Arab astronomer and astrologer

'Alī ibn al-Ḥusayn Abū l-Qasim al-'Alawi Ashraf al-Sharif al-Husayni, (ابن الأعلم الشريف الحسيني), (died in Baghdad, 985), was a 10th-century Islamic astronomer and astrologer.

Little is known about Ibn al-A'lam's life, and his birth date has not been established by historians. He seems to have been one of the most prominent astronomers of the 10th century, demonstrated by the impact he had on Islamic and Byzantine astronomy. He appears to have been active in Baghdad, working under the patronage of its Buyid ruler, 'Adud al-Dawla (978–983). His Nisba "al-Alawi al-Sharif" indicates that he was a Sharif and a descendant of Ja’far al-Tayyar.

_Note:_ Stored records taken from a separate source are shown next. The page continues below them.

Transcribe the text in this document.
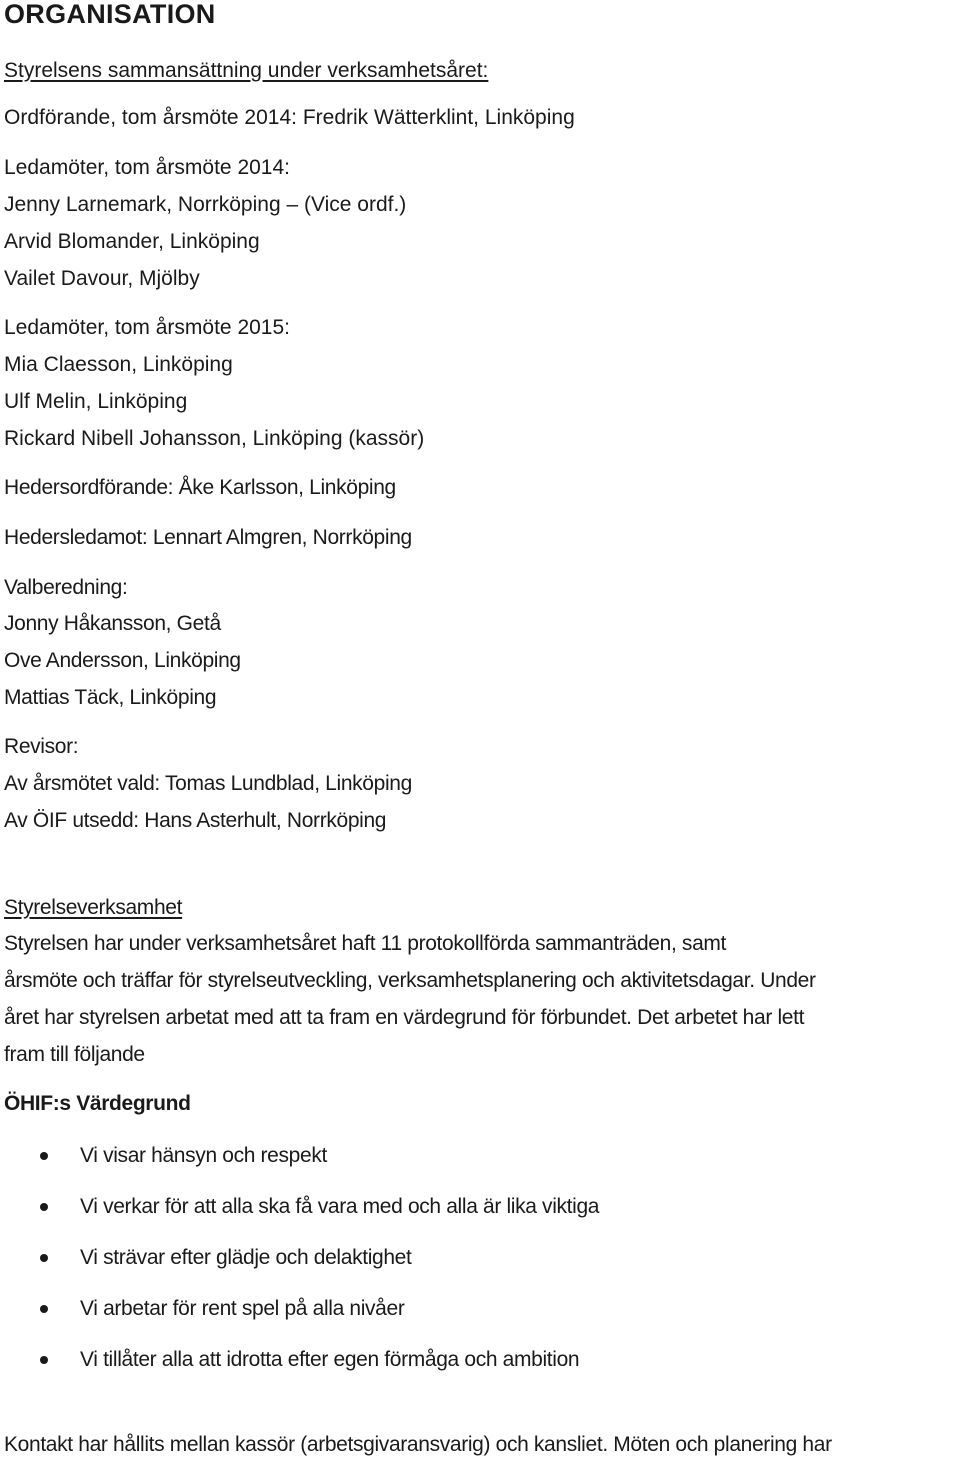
ORGANISATION
Styrelsens sammansättning under verksamhetsåret:
Ordförande, tom årsmöte 2014: Fredrik Wätterklint, Linköping
Ledamöter, tom årsmöte 2014:
Jenny Larnemark, Norrköping – (Vice ordf.)
Arvid Blomander, Linköping
Vailet Davour, Mjölby
Ledamöter, tom årsmöte 2015:
Mia Claesson, Linköping
Ulf Melin, Linköping
Rickard Nibell Johansson, Linköping (kassör)
Hedersordförande: Åke Karlsson, Linköping
Hedersledamot: Lennart Almgren, Norrköping
Valberedning:
Jonny Håkansson, Getå
Ove Andersson, Linköping
Mattias Täck, Linköping
Revisor:
Av årsmötet vald: Tomas Lundblad, Linköping
Av ÖIF utsedd: Hans Asterhult, Norrköping
Styrelseverksamhet
Styrelsen har under verksamhetsåret haft 11 protokollförda sammanträden, samt
årsmöte och träffar för styrelseutveckling, verksamhetsplanering och aktivitetsdagar. Under
året har styrelsen arbetat med att ta fram en värdegrund för förbundet. Det arbetet har lett
fram till följande
ÖHIF:s Värdegrund
Vi visar hänsyn och respekt
Vi verkar för att alla ska få vara med och alla är lika viktiga
Vi strävar efter glädje och delaktighet
Vi arbetar för rent spel på alla nivåer
Vi tillåter alla att idrotta efter egen förmåga och ambition
Kontakt har hållits mellan kassör (arbetsgivaransvarig) och kansliet. Möten och planering har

Ibn al-A'lam's main work, a zīj, also known as "al-Zīj al-Sharīfi" or "al-Zīj al-Baghdādi", was named after his patron al-Zīj al-'Aḍudī. The work is lost, but scholars have been able to reconstruct most of it from Arabic, Persian, and Greek sources.

Ibn Yunus, the renowned 10th century Egyptian astronomer, was a contemporary to Ibn al-A'lam, whose work he praised and cited. After Ibn al-A'lam's death in 985, his influence remained for at least three centuries, as evidenced by the tables of the Maragheh observatory which were largely based on his work and that of the Egyptian astronomer Ibn Yunus.